Hm. I've heard arguments that C# or Java is slow for multiple reasons, but never because of the minuscule overhead of a virtual method dispatch when using objects behind interfaces (kinds similar to trait objects).
It's interesting that this is seen as significant here. Are we dealing with much shorter timescales, or just being eager to optimise everything?
Virtual dispatch per se is not terribly slow, as long as the branch is predictable by the CPU. The problem is that virtual dispatch prevents the sort of aggressive inlining and interprocedural opimizatios that C++ compilers are known to do. C# and Java JITers get around that via runtime analysis and speculative inlining, but that is done at runtime and eats away some of the precious little time available for optimisations.
Cost of a branch misprediction is 10s of cpu cycles. (1) Measured in gigahertz (10^9 cycles per second).
Time to turn around a web request is, if you're very lucky and have done the work, mainly about getting a value from an in-memory cache at multiple milliseconds (2). That's 1 / (10^3) seconds.
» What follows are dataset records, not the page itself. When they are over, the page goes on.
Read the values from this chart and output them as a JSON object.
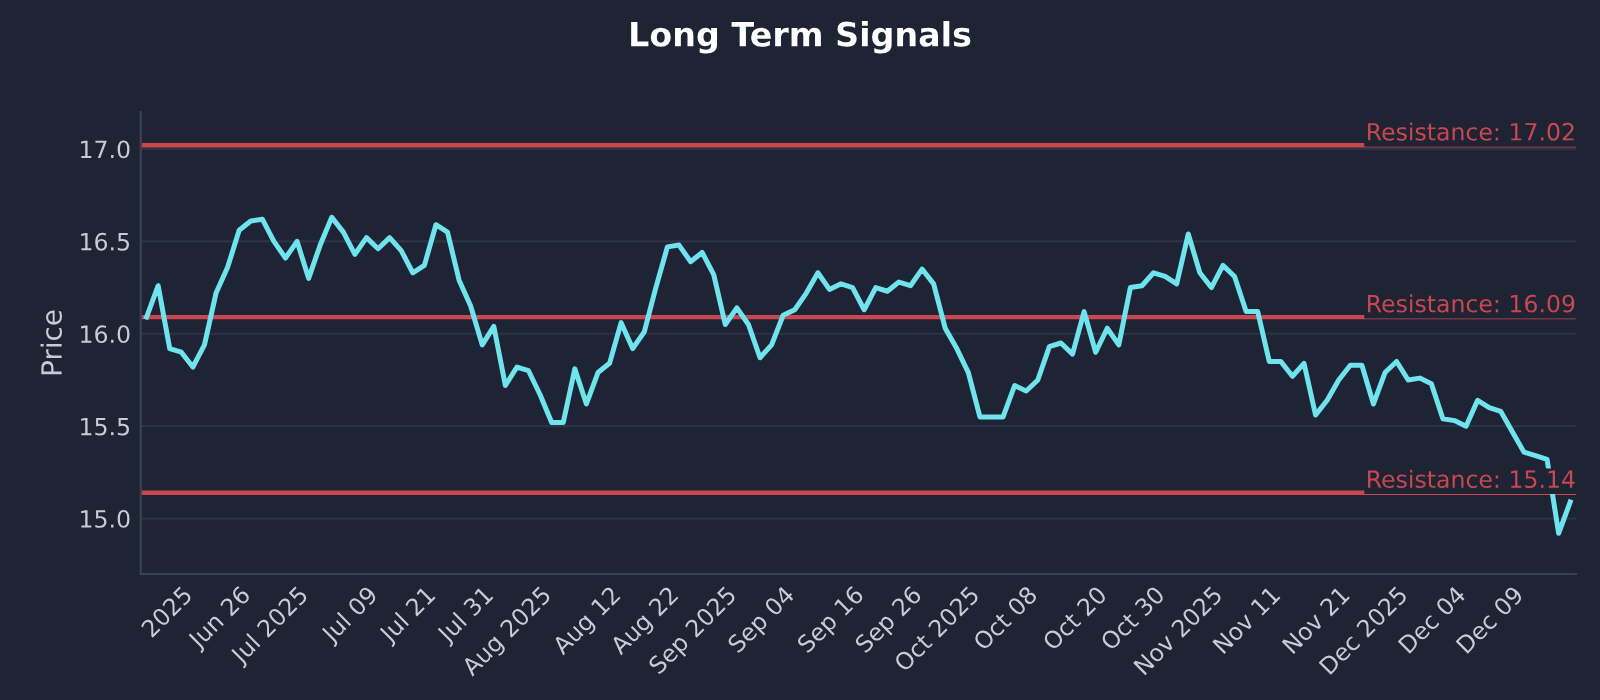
{
  "chart_data": {
    "type": "line",
    "title": "Long Term Signals",
    "ylabel": "Price",
    "categories": [
      null,
      null,
      null,
      "2025",
      null,
      null,
      null,
      null,
      "Jun 26",
      null,
      null,
      null,
      null,
      "Jul 2025",
      null,
      null,
      null,
      null,
      null,
      "Jul 09",
      null,
      null,
      null,
      null,
      "Jul 21",
      null,
      null,
      null,
      null,
      "Jul 31",
      null,
      null,
      null,
      null,
      "Aug 2025",
      null,
      null,
      null,
      null,
      null,
      "Aug 12",
      null,
      null,
      null,
      null,
      "Aug 22",
      null,
      null,
      null,
      null,
      "Sep 2025",
      null,
      null,
      null,
      null,
      "Sep 04",
      null,
      null,
      null,
      null,
      null,
      "Sep 16",
      null,
      null,
      null,
      null,
      "Sep 26",
      null,
      null,
      null,
      null,
      "Oct 2025",
      null,
      null,
      null,
      null,
      "Oct 08",
      null,
      null,
      null,
      null,
      null,
      "Oct 20",
      null,
      null,
      null,
      null,
      "Oct 30",
      null,
      null,
      null,
      null,
      "Nov 2025",
      null,
      null,
      null,
      null,
      "Nov 11",
      null,
      null,
      null,
      null,
      null,
      "Nov 21",
      null,
      null,
      null,
      null,
      "Dec 2025",
      null,
      null,
      null,
      null,
      "Dec 04",
      null,
      null,
      null,
      null,
      "Dec 09",
      null,
      null,
      null,
      null,
      null
    ],
    "series": [
      {
        "color": "#6fe3ee",
        "values": [
          16.09,
          16.26,
          15.92,
          15.9,
          15.82,
          15.94,
          16.22,
          16.36,
          16.56,
          16.61,
          16.62,
          16.5,
          16.41,
          16.5,
          16.3,
          16.48,
          16.63,
          16.55,
          16.43,
          16.52,
          16.46,
          16.52,
          16.45,
          16.33,
          16.37,
          16.59,
          16.55,
          16.29,
          16.15,
          15.94,
          16.04,
          15.72,
          15.82,
          15.8,
          15.67,
          15.52,
          15.52,
          15.81,
          15.62,
          15.79,
          15.84,
          16.06,
          15.92,
          16.01,
          16.25,
          16.47,
          16.48,
          16.39,
          16.44,
          16.32,
          16.05,
          16.14,
          16.05,
          15.87,
          15.94,
          16.1,
          16.13,
          16.22,
          16.33,
          16.24,
          16.27,
          16.25,
          16.13,
          16.25,
          16.23,
          16.28,
          16.26,
          16.35,
          16.27,
          16.03,
          15.92,
          15.79,
          15.55,
          15.55,
          15.55,
          15.72,
          15.69,
          15.75,
          15.93,
          15.95,
          15.89,
          16.12,
          15.9,
          16.03,
          15.94,
          16.25,
          16.26,
          16.33,
          16.31,
          16.27,
          16.54,
          16.33,
          16.25,
          16.37,
          16.31,
          16.12,
          16.12,
          15.85,
          15.85,
          15.77,
          15.84,
          15.56,
          15.64,
          15.75,
          15.83,
          15.83,
          15.62,
          15.79,
          15.85,
          15.75,
          15.76,
          15.73,
          15.54,
          15.53,
          15.5,
          15.64,
          15.6,
          15.58,
          15.47,
          15.36,
          15.34,
          15.32,
          14.92,
          15.09
        ]
      }
    ],
    "ylim": [
      14.7,
      17.2
    ],
    "yticks": [
      {
        "value": 15,
        "label": "15.0"
      },
      {
        "value": 15.5,
        "label": "15.5"
      },
      {
        "value": 16,
        "label": "16.0"
      },
      {
        "value": 16.5,
        "label": "16.5"
      },
      {
        "value": 17,
        "label": "17.0"
      }
    ],
    "ref_lines": [
      {
        "axis": "y",
        "value": 17.02,
        "label": "Resistance: 17.02",
        "color": "#c9474f"
      },
      {
        "axis": "y",
        "value": 16.09,
        "label": "Resistance: 16.09",
        "color": "#c9474f"
      },
      {
        "axis": "y",
        "value": 15.14,
        "label": "Resistance: 15.14",
        "color": "#c9474f"
      }
    ],
    "grid": "y",
    "legend": false,
    "marker": "none",
    "line_style": "solid"
  }
}
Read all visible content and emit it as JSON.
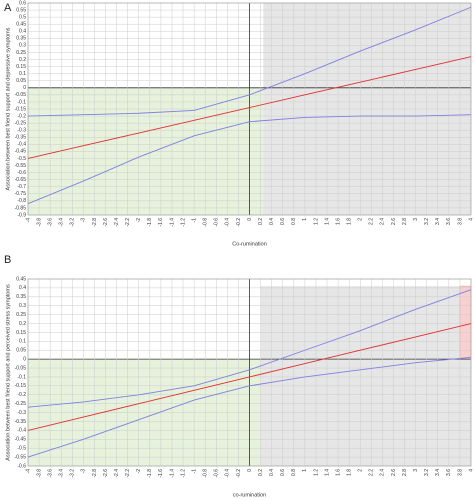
{
  "chart_data": [
    {
      "type": "line",
      "label": "A",
      "xlabel": "Co-rumination",
      "ylabel": "Association between best friend support and depressive symptoms",
      "x": [
        -4,
        -3,
        -2,
        -1,
        0,
        1,
        2,
        3,
        4
      ],
      "series": [
        {
          "color": "#e03030",
          "values": [
            -0.5,
            -0.41,
            -0.32,
            -0.23,
            -0.14,
            -0.05,
            0.04,
            0.13,
            0.22
          ]
        },
        {
          "color": "#8080e0",
          "values": [
            -0.2,
            -0.19,
            -0.18,
            -0.16,
            -0.05,
            0.1,
            0.26,
            0.41,
            0.57
          ]
        },
        {
          "color": "#8080e0",
          "values": [
            -0.82,
            -0.66,
            -0.49,
            -0.34,
            -0.24,
            -0.21,
            -0.2,
            -0.2,
            -0.19
          ]
        }
      ],
      "regions": [
        {
          "x": [
            -4,
            0.25
          ],
          "y": [
            -0.9,
            0
          ],
          "color": "#e6f2dc"
        },
        {
          "x": [
            0.25,
            4
          ],
          "y": [
            -0.9,
            0.6
          ],
          "color": "#e6e6e6"
        }
      ],
      "xlim": [
        -4,
        4
      ],
      "ylim": [
        -0.9,
        0.6
      ],
      "grid": true,
      "xticks": [
        -4,
        -3.8,
        -3.6,
        -3.4,
        -3.2,
        -3,
        -2.8,
        -2.6,
        -2.4,
        -2.2,
        -2,
        -1.8,
        -1.6,
        -1.4,
        -1.2,
        -1,
        -0.8,
        -0.6,
        -0.4,
        -0.2,
        0,
        0.2,
        0.4,
        0.6,
        0.8,
        1,
        1.2,
        1.4,
        1.6,
        1.8,
        2,
        2.2,
        2.4,
        2.6,
        2.8,
        3,
        3.2,
        3.4,
        3.6,
        3.8,
        4
      ],
      "yticks": [
        -0.9,
        -0.85,
        -0.8,
        -0.75,
        -0.7,
        -0.65,
        -0.6,
        -0.55,
        -0.5,
        -0.45,
        -0.4,
        -0.35,
        -0.3,
        -0.25,
        -0.2,
        -0.15,
        -0.1,
        -0.05,
        0,
        0.05,
        0.1,
        0.15,
        0.2,
        0.25,
        0.3,
        0.35,
        0.4,
        0.45,
        0.5,
        0.55,
        0.6
      ]
    },
    {
      "type": "line",
      "label": "B",
      "xlabel": "co-rumination",
      "ylabel": "Association between best friend support and perceived stress symptoms",
      "x": [
        -4,
        -3,
        -2,
        -1,
        0,
        1,
        2,
        3,
        4
      ],
      "series": [
        {
          "color": "#e03030",
          "values": [
            -0.4,
            -0.325,
            -0.25,
            -0.175,
            -0.1,
            -0.025,
            0.05,
            0.125,
            0.2
          ]
        },
        {
          "color": "#8080e0",
          "values": [
            -0.27,
            -0.24,
            -0.2,
            -0.15,
            -0.06,
            0.05,
            0.16,
            0.28,
            0.39
          ]
        },
        {
          "color": "#8080e0",
          "values": [
            -0.55,
            -0.45,
            -0.34,
            -0.23,
            -0.15,
            -0.1,
            -0.06,
            -0.02,
            0.01
          ]
        }
      ],
      "regions": [
        {
          "x": [
            -4,
            0.2
          ],
          "y": [
            -0.6,
            0
          ],
          "color": "#e6f2dc"
        },
        {
          "x": [
            0.2,
            4
          ],
          "y": [
            -0.6,
            0.41
          ],
          "color": "#e6e6e6"
        },
        {
          "x": [
            3.8,
            4
          ],
          "y": [
            0,
            0.41
          ],
          "color": "#f8d0d0"
        }
      ],
      "xlim": [
        -4,
        4
      ],
      "ylim": [
        -0.6,
        0.45
      ],
      "grid": true,
      "xticks": [
        -4,
        -3.8,
        -3.6,
        -3.4,
        -3.2,
        -3,
        -2.8,
        -2.6,
        -2.4,
        -2.2,
        -2,
        -1.8,
        -1.6,
        -1.4,
        -1.2,
        -1,
        -0.8,
        -0.6,
        -0.4,
        -0.2,
        0,
        0.2,
        0.4,
        0.6,
        0.8,
        1,
        1.2,
        1.4,
        1.6,
        1.8,
        2,
        2.2,
        2.4,
        2.6,
        2.8,
        3,
        3.2,
        3.4,
        3.6,
        3.8,
        4
      ],
      "yticks": [
        -0.6,
        -0.55,
        -0.5,
        -0.45,
        -0.4,
        -0.35,
        -0.3,
        -0.25,
        -0.2,
        -0.15,
        -0.1,
        -0.05,
        0,
        0.05,
        0.1,
        0.15,
        0.2,
        0.25,
        0.3,
        0.35,
        0.4,
        0.45
      ]
    }
  ]
}
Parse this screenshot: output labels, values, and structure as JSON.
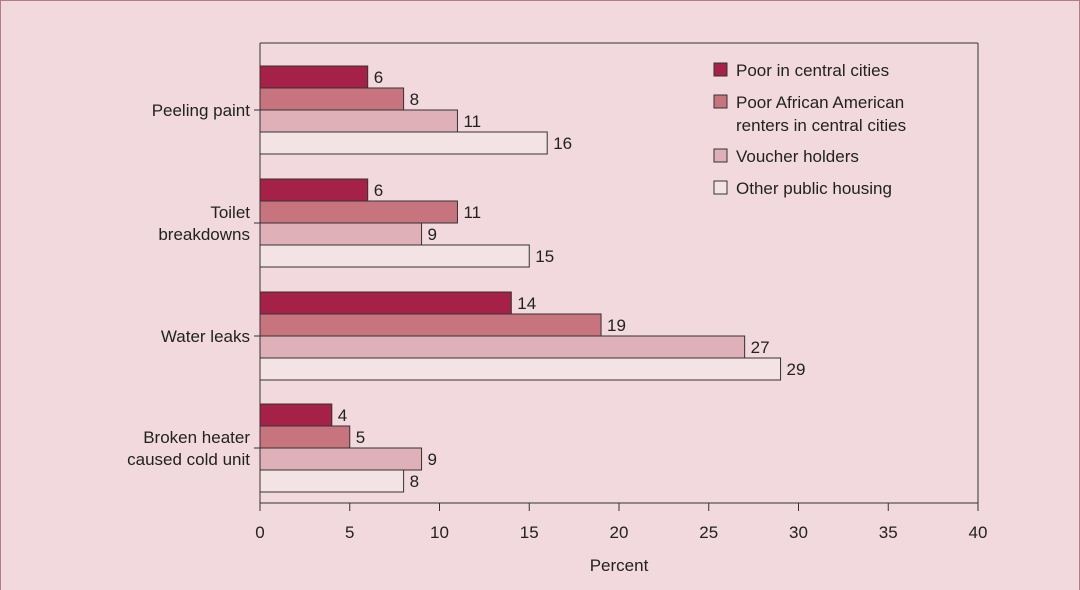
{
  "chart_data": {
    "type": "bar",
    "orientation": "horizontal",
    "categories": [
      [
        "Peeling paint"
      ],
      [
        "Toilet",
        "breakdowns"
      ],
      [
        "Water leaks"
      ],
      [
        "Broken heater",
        "caused cold unit"
      ]
    ],
    "series": [
      {
        "name": "Poor in central cities",
        "legend_lines": [
          "Poor in central cities"
        ],
        "color": "#a52148",
        "values": [
          6,
          6,
          14,
          4
        ]
      },
      {
        "name": "Poor African American renters in central cities",
        "legend_lines": [
          "Poor African American",
          "renters in central cities"
        ],
        "color": "#c8747f",
        "values": [
          8,
          11,
          19,
          5
        ]
      },
      {
        "name": "Voucher holders",
        "legend_lines": [
          "Voucher holders"
        ],
        "color": "#dfb0b7",
        "values": [
          11,
          9,
          27,
          9
        ]
      },
      {
        "name": "Other public housing",
        "legend_lines": [
          "Other public housing"
        ],
        "color": "#f3e3e5",
        "values": [
          16,
          15,
          29,
          8
        ]
      }
    ],
    "xlabel": "Percent",
    "ylabel": "",
    "xlim": [
      0,
      40
    ],
    "xticks": [
      0,
      5,
      10,
      15,
      20,
      25,
      30,
      35,
      40
    ],
    "grid": false,
    "legend_position": "top-right",
    "colors": {
      "background": "#f1d9dd",
      "plot_background": "#f1d9dd",
      "axis": "#333333",
      "bar_outline": "#333333"
    }
  }
}
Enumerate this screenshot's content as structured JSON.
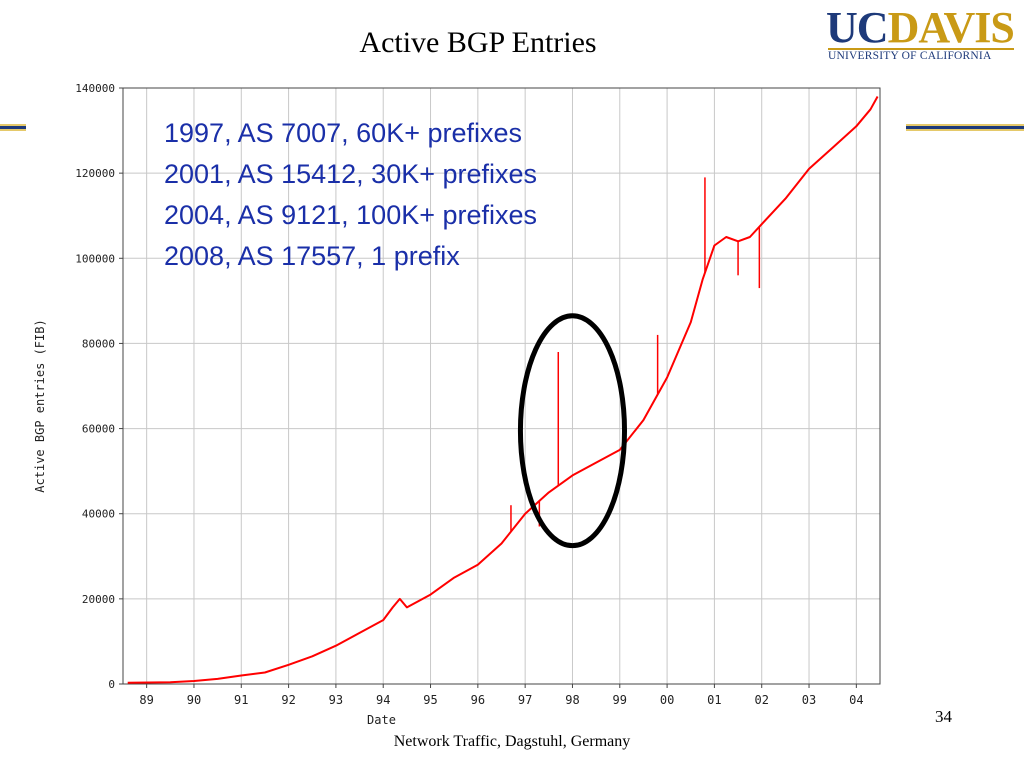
{
  "slide": {
    "title": "Active BGP Entries",
    "footer": "Network Traffic, Dagstuhl, Germany",
    "page_number": "34",
    "logo": {
      "uc": "UC",
      "davis": "DAVIS",
      "subtitle": "UNIVERSITY OF CALIFORNIA"
    }
  },
  "annotations": [
    "1997, AS 7007, 60K+ prefixes",
    "2001, AS 15412, 30K+ prefixes",
    "2004, AS 9121, 100K+ prefixes",
    "2008, AS 17557, 1 prefix"
  ],
  "chart_data": {
    "type": "line",
    "title": "",
    "xlabel": "Date",
    "ylabel": "Active BGP entries (FIB)",
    "xlim": [
      1988.5,
      2004.5
    ],
    "ylim": [
      0,
      140000
    ],
    "x_ticks": [
      "89",
      "90",
      "91",
      "92",
      "93",
      "94",
      "95",
      "96",
      "97",
      "98",
      "99",
      "00",
      "01",
      "02",
      "03",
      "04"
    ],
    "y_ticks": [
      0,
      20000,
      40000,
      60000,
      80000,
      100000,
      120000,
      140000
    ],
    "grid": true,
    "line_color": "#ff0000",
    "series": [
      {
        "x": [
          1988.6,
          1989.5,
          1990.0,
          1990.5,
          1991.0,
          1991.5,
          1992.0,
          1992.5,
          1993.0,
          1993.5,
          1994.0,
          1994.2,
          1994.35,
          1994.5,
          1995.0,
          1995.5,
          1996.0,
          1996.5,
          1997.0,
          1997.5,
          1998.0,
          1998.5,
          1999.0,
          1999.5,
          2000.0,
          2000.5,
          2000.75,
          2001.0,
          2001.25,
          2001.5,
          2001.75,
          2002.0,
          2002.5,
          2003.0,
          2003.5,
          2004.0,
          2004.3,
          2004.45
        ],
        "y": [
          300,
          400,
          700,
          1200,
          2000,
          2700,
          4500,
          6500,
          9000,
          12000,
          15000,
          18000,
          20000,
          18000,
          21000,
          25000,
          28000,
          33000,
          40000,
          45000,
          49000,
          52000,
          55000,
          62000,
          72000,
          85000,
          95000,
          103000,
          105000,
          104000,
          105000,
          108000,
          114000,
          121000,
          126000,
          131000,
          135000,
          138000
        ]
      }
    ],
    "spikes": [
      {
        "x": 1997.7,
        "y": 78000
      },
      {
        "x": 2000.8,
        "y": 119000
      },
      {
        "x": 2001.95,
        "y": 93000
      },
      {
        "x": 1999.8,
        "y": 82000
      },
      {
        "x": 1996.7,
        "y": 42000
      },
      {
        "x": 1997.3,
        "y": 37000
      },
      {
        "x": 2001.5,
        "y": 96000
      }
    ],
    "highlight_ellipse": {
      "center_x": 1998.0,
      "center_y": 59500,
      "radius_x": 1.1,
      "radius_y": 27000,
      "color": "#000000"
    }
  }
}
If you're not lucky, 10s or 100s of milliseconds to generate the response.
It seems that the second duration is best case around 10^6 times longer. I would not sweat the first one.
As an example, many real-time systems are often a giant ball of messy asynchronous code and state machines. Futures can help with that, although lately I have found that somtimes the best, cleanest, way to implement a state machine is to make it explicit.
How much do you attribute that to the benefit of creating a high barrier to entry for modifying that code? Could this be summarized as: code that inexperienced devs can't understand, stays performant because they can't figure out how to change it?
I assume at least part of it is that "zero-cost abstractions" is a fairly objective and boolean metric to calculate. "Is this performance impact significant enough to worry about?" would probably result in a lot more bikeshedding.
A tremendous amount of effort has gone into the CLR towards optimizing interface dispatch, because at one time it was slow. Interface dispatches are cached at the call site to avoid real virtual (vtable) dispatch, just like a Smalltalk or JavaScript VM would.
It's interesting that this is seen as significant here. Are we dealing with much shorter timescales, or just being eager to optimise everything?